帰り道の途中で新見くんからのメッセージを受信した。


『連絡先は残していてほしい』

『後期もよろしく』


絵文字も顔文字もないと、これを打ったのが新見くんかわからなくなる。

もちろん、と返すくらいは誰にも何も言われないし、文句も言わせない。


携帯を鞄に入れようとして、まおちゃんに勢いで電話をかける。

これで出なかったら、と躊躇うよりもかけてしまった方がいい。

出なかったら出なかったでまおちゃんの家に突撃すればいいだけだ。


『もしもし』

「あっ、もしも……って、え?」


数コールで繋がった通話に声が上擦るのも束の間、違和感に気付いて携帯を取り落としそうになる。


「かおる!?」

『うるっせえ』

「え、なんで? まおちゃんにかけたよね……?」

『眞央なら飯買いに出てる』


なんとなくわかった。

薫がまおちゃんの部屋にいるか、もしくはまおちゃんが家に来ているのだろう。

それにしたって、置いていったのか知らないけど躊躇いなく人の電話を取るあたりを叱るべきか否か。


「すぐ戻りそう?」

『あ、あー……どうだろ。
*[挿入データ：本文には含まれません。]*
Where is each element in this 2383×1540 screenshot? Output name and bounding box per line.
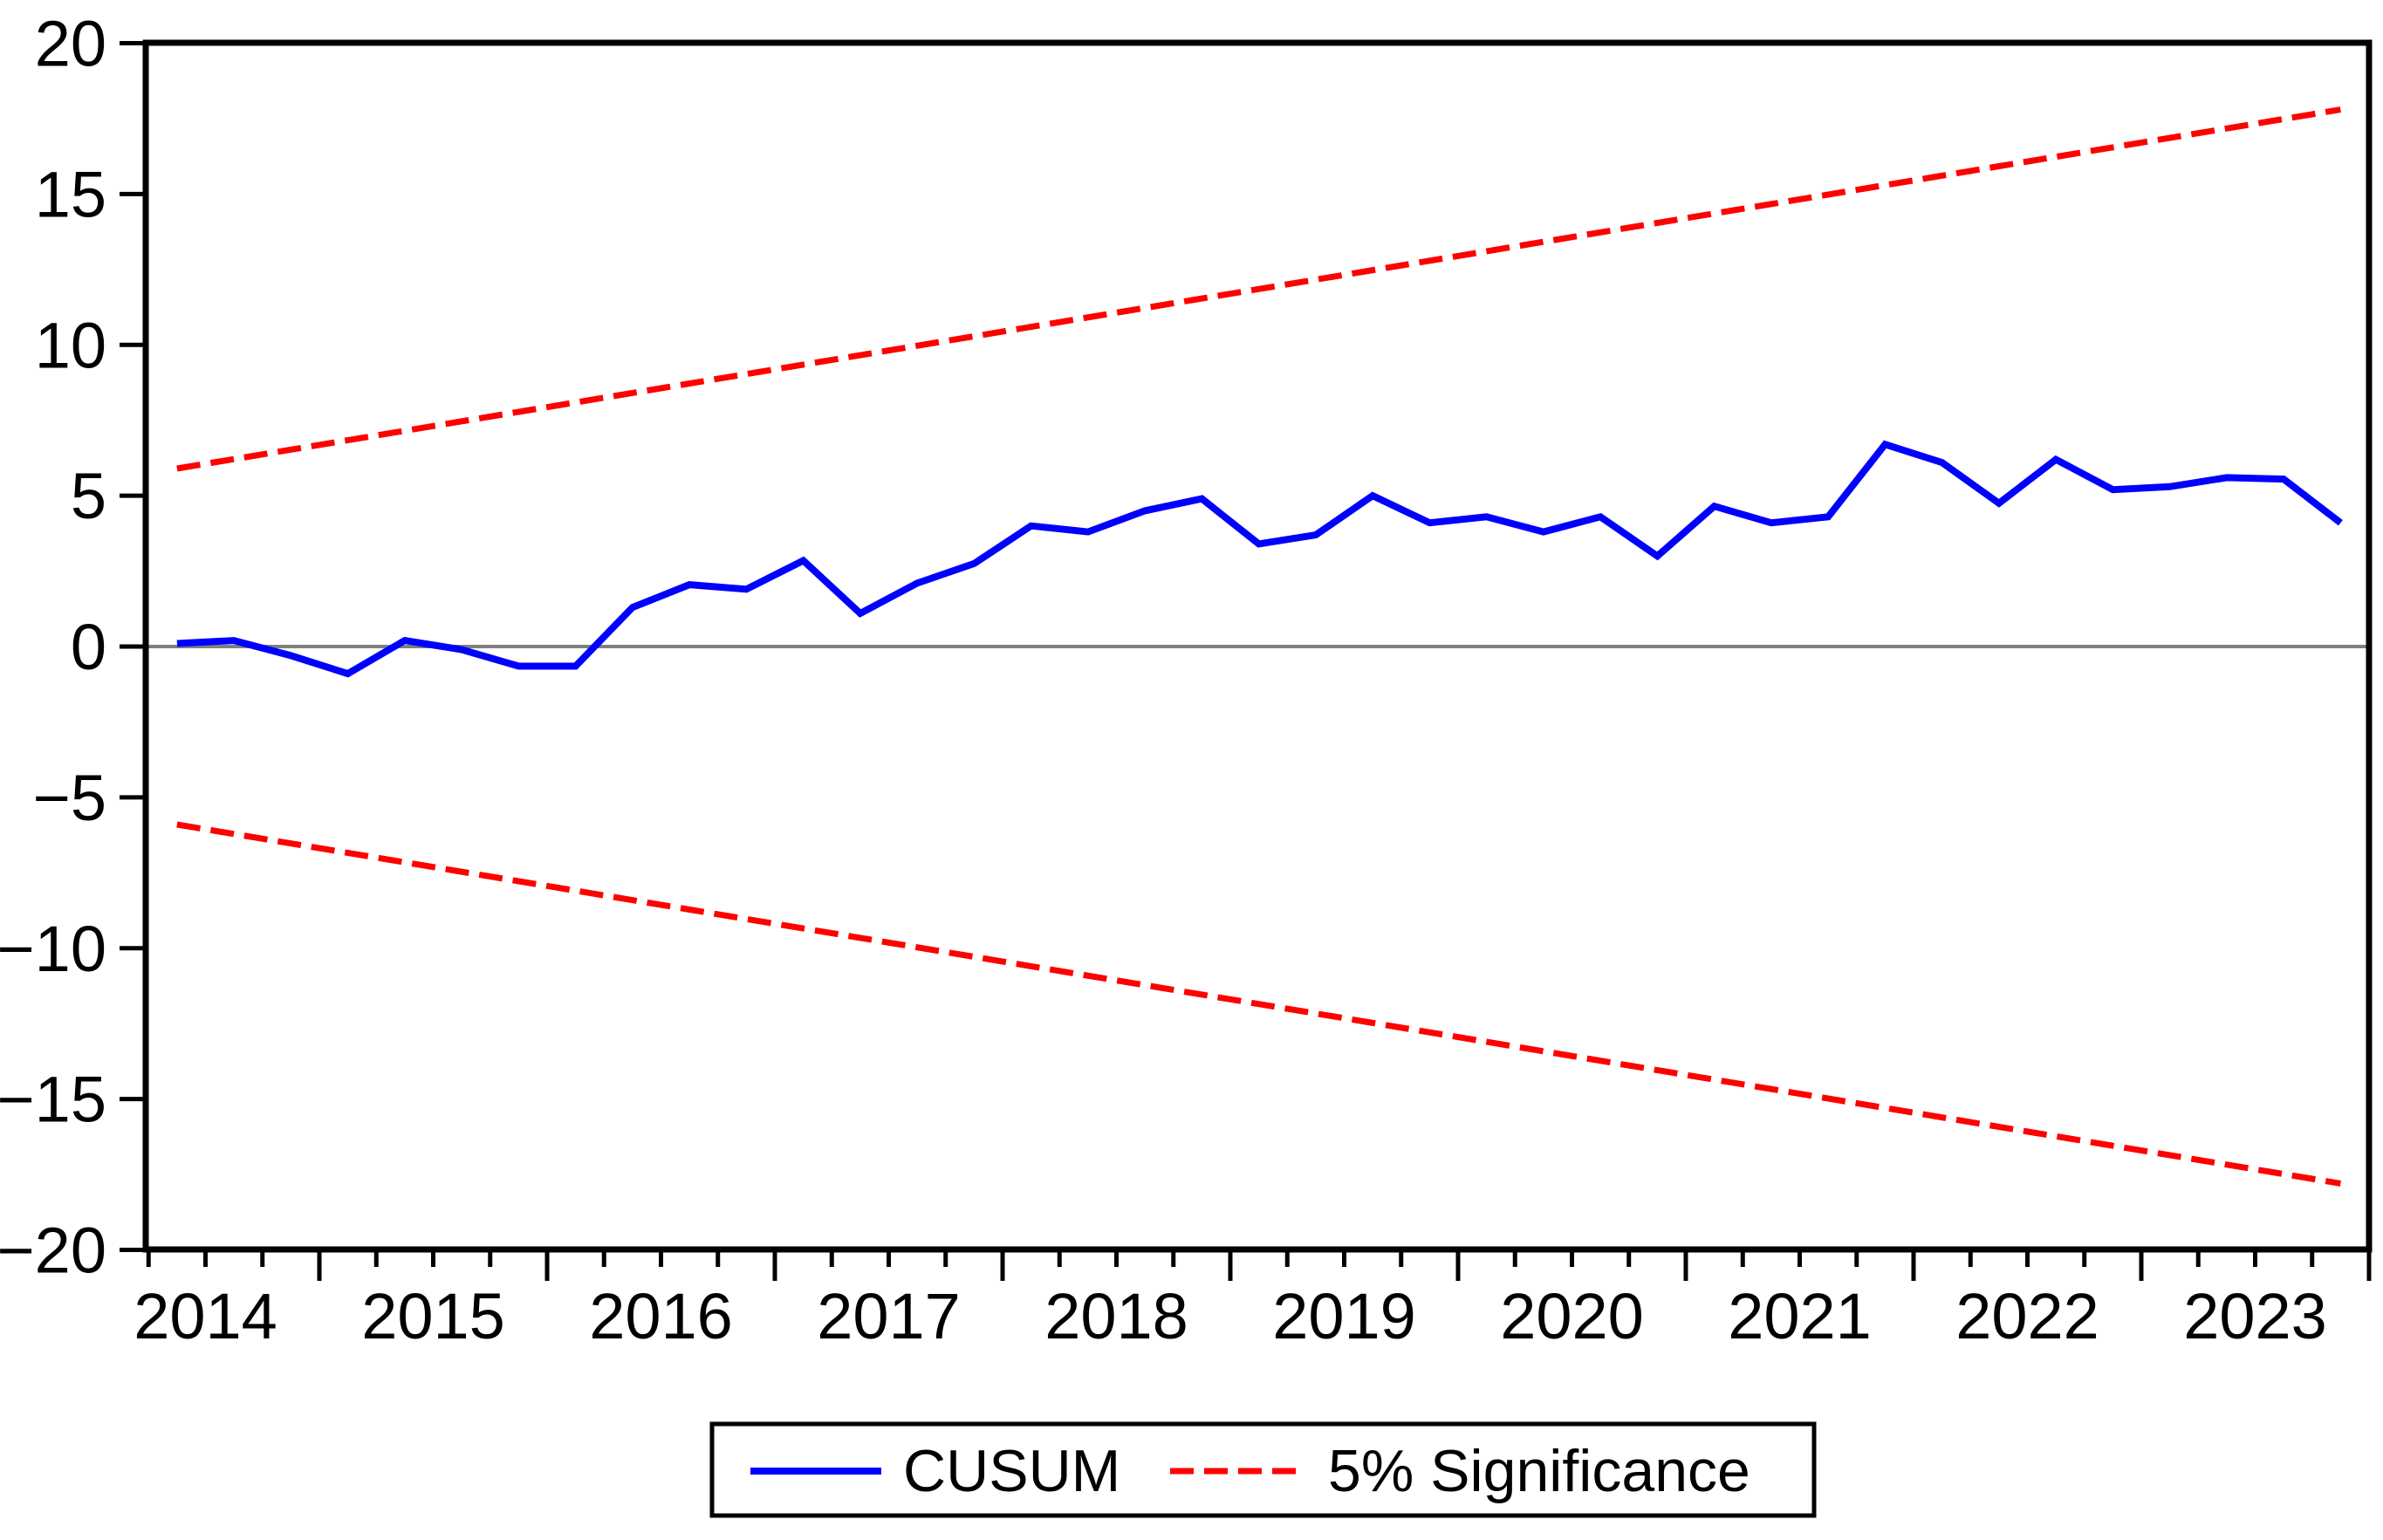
- x-tick-label: 2021: [1728, 1280, 1872, 1352]
- x-tick-label: 2019: [1272, 1280, 1416, 1352]
- legend: CUSUM 5% Significance: [709, 1421, 1817, 1518]
- y-tick-label: −20: [0, 1215, 106, 1287]
- axis-ticks-layer: [120, 41, 2372, 1281]
- legend-cusum-label: CUSUM: [903, 1438, 1120, 1504]
- legend-significance-label: 5% Significance: [1328, 1438, 1750, 1504]
- cusum-line: [176, 440, 2343, 678]
- y-tick-label: 20: [35, 8, 106, 80]
- significance-bounds-layer: [176, 106, 2341, 1187]
- x-tick-label: 2022: [1955, 1280, 2099, 1352]
- legend-box: [709, 1421, 1817, 1518]
- x-tick-label: 2017: [817, 1280, 961, 1352]
- y-tick-label: 10: [35, 309, 106, 381]
- cusum-line-layer: [176, 440, 2343, 678]
- x-tick-label: 2023: [2183, 1280, 2327, 1352]
- y-tick-label: 0: [71, 611, 106, 683]
- x-tick-label: 2014: [134, 1280, 277, 1352]
- y-tick-label: −5: [33, 762, 106, 834]
- significance-lower-line: [176, 821, 2341, 1187]
- x-tick-label: 2020: [1500, 1280, 1644, 1352]
- y-tick-label: 15: [35, 158, 106, 230]
- y-tick-label: −10: [0, 913, 106, 985]
- x-tick-label: 2018: [1044, 1280, 1188, 1352]
- y-tick-label: 5: [71, 460, 106, 532]
- y-tick-label: −15: [0, 1064, 106, 1136]
- x-tick-label: 2016: [589, 1280, 733, 1352]
- x-tick-label: 2015: [361, 1280, 505, 1352]
- significance-upper-line: [176, 106, 2341, 472]
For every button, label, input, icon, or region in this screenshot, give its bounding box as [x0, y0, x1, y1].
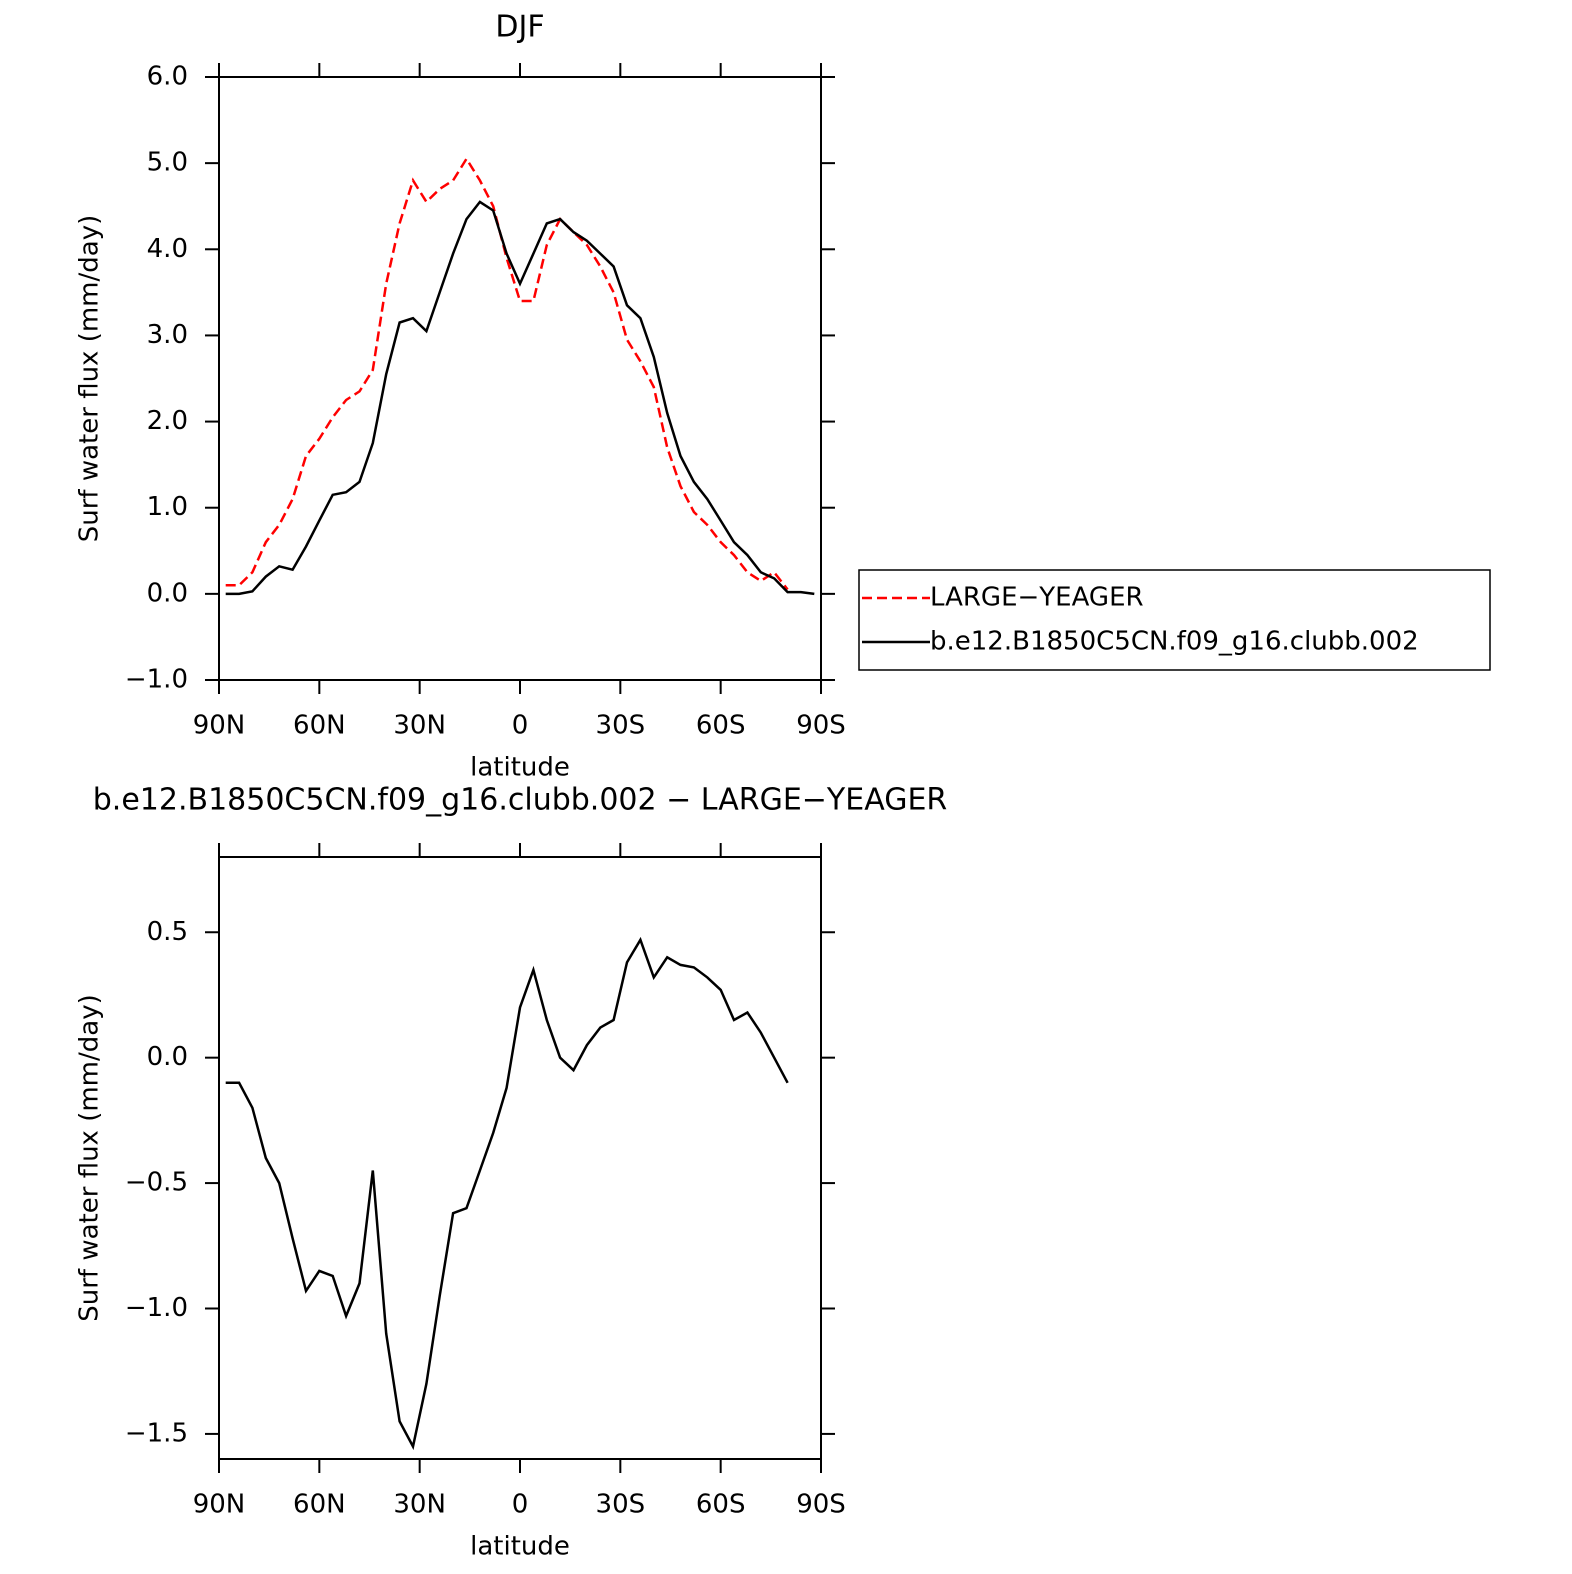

姉ちゃんは?』

「わたしももう帰るよ」

『じゃあ眞央ん家にいるから。気ぃつけて』


ぷつっと一方的に切られた。


「へ……?」


まおちゃんの家。まおちゃんの部屋。

ネジが一本飛んだみたいに上手く回らない頭で、まあ薫がいるなら大丈夫かなって楽観的な考えをしていたことも数分後に後悔することになる。